Поскольку дуплексное секвенирование обеспечивает значительно более высокую точность секвенирования и использует информацию в обеих цепях ДНК, этот метод требует гораздо большей глубины секвенирования и, следовательно, является дорогостоящий подход. Высокая стоимость дуплексного секвенирования ограничивает его применение в настоящее время для целевого секвенирования и секвенирования ампликона и не будет применяться для подходов к секвенированию всего генома. Однако с уменьшением стоимости NGS применение дуплексного секвенирования для более крупных ДНК-мишеней станет более осуществимым.
Дуплексное секвенирование - это новый метод, и его эффективность изучалась в ограниченных приложениях, таких как обнаружение точечных мутаций с использованием целевого секвенирования захвата. Необходимо провести дополнительные исследования, чтобы расширить применение и возможность дуплексного секвенирования для более сложных образцов с большим количеством мутаций, отступов и вариаций числа копий.
Дуплексное секвенирование и значительное повышение точности секвенирования оказывают важное влияние на такие приложения, как обнаружение редких генетических вариантов человека, обнаружение субклональных мутаций, связанных с механизмами устойчивости к терапии при генетически гетерогенных раковых опухолях, скрининг вариантов в циркулирующей опухолевой ДНК, например неинвазивный биомаркер и пренатальный скрининг для выявления генетических аномалий у плода.

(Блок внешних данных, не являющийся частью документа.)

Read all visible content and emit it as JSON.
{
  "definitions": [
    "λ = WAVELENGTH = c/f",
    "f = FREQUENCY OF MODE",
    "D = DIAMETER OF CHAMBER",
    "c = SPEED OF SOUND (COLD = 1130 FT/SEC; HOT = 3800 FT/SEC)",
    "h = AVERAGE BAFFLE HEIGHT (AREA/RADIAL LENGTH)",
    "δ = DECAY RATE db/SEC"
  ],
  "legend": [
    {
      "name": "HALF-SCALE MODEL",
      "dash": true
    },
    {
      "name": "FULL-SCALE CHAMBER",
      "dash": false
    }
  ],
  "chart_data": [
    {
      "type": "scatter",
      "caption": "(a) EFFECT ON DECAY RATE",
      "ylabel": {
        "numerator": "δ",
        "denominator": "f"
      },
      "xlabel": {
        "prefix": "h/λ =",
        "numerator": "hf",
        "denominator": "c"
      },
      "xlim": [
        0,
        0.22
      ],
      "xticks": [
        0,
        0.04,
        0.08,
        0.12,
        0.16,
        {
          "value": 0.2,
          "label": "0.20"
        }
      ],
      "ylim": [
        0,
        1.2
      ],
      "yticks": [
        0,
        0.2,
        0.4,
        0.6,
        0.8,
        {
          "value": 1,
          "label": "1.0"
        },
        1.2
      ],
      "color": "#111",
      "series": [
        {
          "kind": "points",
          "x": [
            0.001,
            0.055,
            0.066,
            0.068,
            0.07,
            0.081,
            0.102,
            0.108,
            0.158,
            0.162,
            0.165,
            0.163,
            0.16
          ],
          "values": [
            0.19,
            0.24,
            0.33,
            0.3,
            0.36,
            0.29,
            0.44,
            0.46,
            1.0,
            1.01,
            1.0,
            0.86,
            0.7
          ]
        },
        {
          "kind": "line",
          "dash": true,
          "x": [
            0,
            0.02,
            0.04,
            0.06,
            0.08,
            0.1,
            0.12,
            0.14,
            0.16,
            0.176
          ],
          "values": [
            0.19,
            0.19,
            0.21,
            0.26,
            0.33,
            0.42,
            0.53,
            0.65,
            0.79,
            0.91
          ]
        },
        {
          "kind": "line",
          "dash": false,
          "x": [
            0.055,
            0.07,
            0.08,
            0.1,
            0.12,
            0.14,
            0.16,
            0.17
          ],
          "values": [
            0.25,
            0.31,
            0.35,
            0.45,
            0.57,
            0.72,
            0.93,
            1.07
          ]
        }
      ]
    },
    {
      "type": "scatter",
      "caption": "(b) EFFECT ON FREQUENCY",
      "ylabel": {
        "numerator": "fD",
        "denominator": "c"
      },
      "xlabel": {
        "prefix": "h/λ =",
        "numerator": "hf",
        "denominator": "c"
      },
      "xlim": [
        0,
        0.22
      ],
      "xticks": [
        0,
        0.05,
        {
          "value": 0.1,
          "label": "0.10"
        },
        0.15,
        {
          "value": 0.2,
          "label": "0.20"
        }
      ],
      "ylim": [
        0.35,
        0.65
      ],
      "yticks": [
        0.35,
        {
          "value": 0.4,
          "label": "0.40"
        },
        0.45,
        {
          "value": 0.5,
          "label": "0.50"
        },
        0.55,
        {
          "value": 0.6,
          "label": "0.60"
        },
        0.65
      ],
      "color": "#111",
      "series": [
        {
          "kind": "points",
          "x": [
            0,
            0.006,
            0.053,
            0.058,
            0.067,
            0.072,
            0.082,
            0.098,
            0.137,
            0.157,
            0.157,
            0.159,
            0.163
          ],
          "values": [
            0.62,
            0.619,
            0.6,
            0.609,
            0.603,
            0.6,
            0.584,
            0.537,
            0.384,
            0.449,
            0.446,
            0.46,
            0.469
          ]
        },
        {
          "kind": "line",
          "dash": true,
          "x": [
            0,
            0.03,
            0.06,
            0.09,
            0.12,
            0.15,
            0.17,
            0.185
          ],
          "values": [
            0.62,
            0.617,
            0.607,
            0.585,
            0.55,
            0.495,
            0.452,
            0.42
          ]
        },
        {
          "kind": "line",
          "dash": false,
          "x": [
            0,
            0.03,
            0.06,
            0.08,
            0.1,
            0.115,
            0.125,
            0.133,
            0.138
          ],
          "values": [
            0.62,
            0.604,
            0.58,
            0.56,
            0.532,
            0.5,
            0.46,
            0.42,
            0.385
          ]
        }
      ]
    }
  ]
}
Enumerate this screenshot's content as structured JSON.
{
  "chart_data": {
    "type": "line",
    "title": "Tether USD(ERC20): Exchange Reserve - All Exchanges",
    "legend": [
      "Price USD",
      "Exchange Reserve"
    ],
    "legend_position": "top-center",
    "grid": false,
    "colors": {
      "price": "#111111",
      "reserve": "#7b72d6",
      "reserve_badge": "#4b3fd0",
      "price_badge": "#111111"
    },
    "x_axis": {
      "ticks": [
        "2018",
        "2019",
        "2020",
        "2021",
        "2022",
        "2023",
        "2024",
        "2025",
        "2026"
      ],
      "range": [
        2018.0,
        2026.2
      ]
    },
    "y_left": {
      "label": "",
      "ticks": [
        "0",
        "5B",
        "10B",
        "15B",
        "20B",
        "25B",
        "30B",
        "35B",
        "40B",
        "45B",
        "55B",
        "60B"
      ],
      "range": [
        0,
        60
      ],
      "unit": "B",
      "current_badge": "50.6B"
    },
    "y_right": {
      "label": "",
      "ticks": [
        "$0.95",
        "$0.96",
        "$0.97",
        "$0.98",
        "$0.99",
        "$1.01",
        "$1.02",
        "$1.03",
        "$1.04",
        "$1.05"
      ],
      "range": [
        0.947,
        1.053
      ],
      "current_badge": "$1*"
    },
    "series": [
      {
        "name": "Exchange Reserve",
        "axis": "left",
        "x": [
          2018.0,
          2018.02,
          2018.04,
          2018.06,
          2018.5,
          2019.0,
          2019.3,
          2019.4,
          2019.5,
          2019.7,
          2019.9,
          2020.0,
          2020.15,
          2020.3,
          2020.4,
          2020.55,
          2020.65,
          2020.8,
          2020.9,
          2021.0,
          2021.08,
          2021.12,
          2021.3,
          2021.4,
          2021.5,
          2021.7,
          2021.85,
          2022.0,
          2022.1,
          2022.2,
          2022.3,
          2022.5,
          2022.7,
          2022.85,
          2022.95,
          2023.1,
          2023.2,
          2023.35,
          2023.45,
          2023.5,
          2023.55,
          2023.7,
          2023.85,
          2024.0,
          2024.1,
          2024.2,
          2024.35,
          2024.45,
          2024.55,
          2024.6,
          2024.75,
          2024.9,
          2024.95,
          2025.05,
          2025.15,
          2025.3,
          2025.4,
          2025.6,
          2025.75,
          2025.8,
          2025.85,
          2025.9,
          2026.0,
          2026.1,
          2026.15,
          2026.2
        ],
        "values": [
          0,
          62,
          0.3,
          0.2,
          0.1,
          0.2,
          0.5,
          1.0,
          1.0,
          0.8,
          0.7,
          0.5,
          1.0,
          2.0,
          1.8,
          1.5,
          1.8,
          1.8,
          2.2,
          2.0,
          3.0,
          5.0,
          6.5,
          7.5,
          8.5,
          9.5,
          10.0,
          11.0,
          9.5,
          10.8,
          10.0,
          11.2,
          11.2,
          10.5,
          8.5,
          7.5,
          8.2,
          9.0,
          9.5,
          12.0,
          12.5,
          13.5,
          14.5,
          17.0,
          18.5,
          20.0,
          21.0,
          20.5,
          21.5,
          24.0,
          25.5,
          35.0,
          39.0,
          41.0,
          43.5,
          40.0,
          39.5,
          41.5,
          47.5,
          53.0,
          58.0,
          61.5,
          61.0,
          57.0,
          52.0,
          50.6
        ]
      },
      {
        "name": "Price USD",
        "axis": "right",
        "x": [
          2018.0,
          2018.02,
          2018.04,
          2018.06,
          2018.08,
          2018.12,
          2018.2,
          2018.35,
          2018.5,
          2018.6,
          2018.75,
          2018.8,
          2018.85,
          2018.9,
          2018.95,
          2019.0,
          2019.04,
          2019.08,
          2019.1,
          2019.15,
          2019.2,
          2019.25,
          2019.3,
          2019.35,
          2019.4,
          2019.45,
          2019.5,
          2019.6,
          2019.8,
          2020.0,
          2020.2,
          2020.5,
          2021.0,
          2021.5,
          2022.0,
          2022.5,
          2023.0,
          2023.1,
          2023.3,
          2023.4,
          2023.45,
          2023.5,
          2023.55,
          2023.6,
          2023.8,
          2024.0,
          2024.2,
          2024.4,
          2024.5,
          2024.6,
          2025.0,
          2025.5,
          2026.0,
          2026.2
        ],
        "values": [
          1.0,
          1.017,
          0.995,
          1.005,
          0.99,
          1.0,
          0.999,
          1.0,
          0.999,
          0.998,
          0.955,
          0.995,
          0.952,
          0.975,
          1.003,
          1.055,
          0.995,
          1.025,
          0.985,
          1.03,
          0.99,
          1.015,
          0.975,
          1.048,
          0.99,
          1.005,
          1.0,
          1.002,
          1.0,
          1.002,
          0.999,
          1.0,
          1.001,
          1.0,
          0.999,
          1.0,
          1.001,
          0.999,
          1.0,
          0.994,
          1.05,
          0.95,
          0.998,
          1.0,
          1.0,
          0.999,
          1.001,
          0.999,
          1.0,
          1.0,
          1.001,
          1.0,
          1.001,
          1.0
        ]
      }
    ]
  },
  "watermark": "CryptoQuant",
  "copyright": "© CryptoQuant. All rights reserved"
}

Еще одно предлагаемое применение дуплексного секвенирования - определение числа копий ДНК / РНК путем оценки относительной частоты вариантов. Метод подсчета молекул-шаблонов ПЦР с применением для секвенирования следующего поколения.
Список необходимых инструментов и пакетов для анализа SSCS и DCS можно найти в программном обеспечении пакет.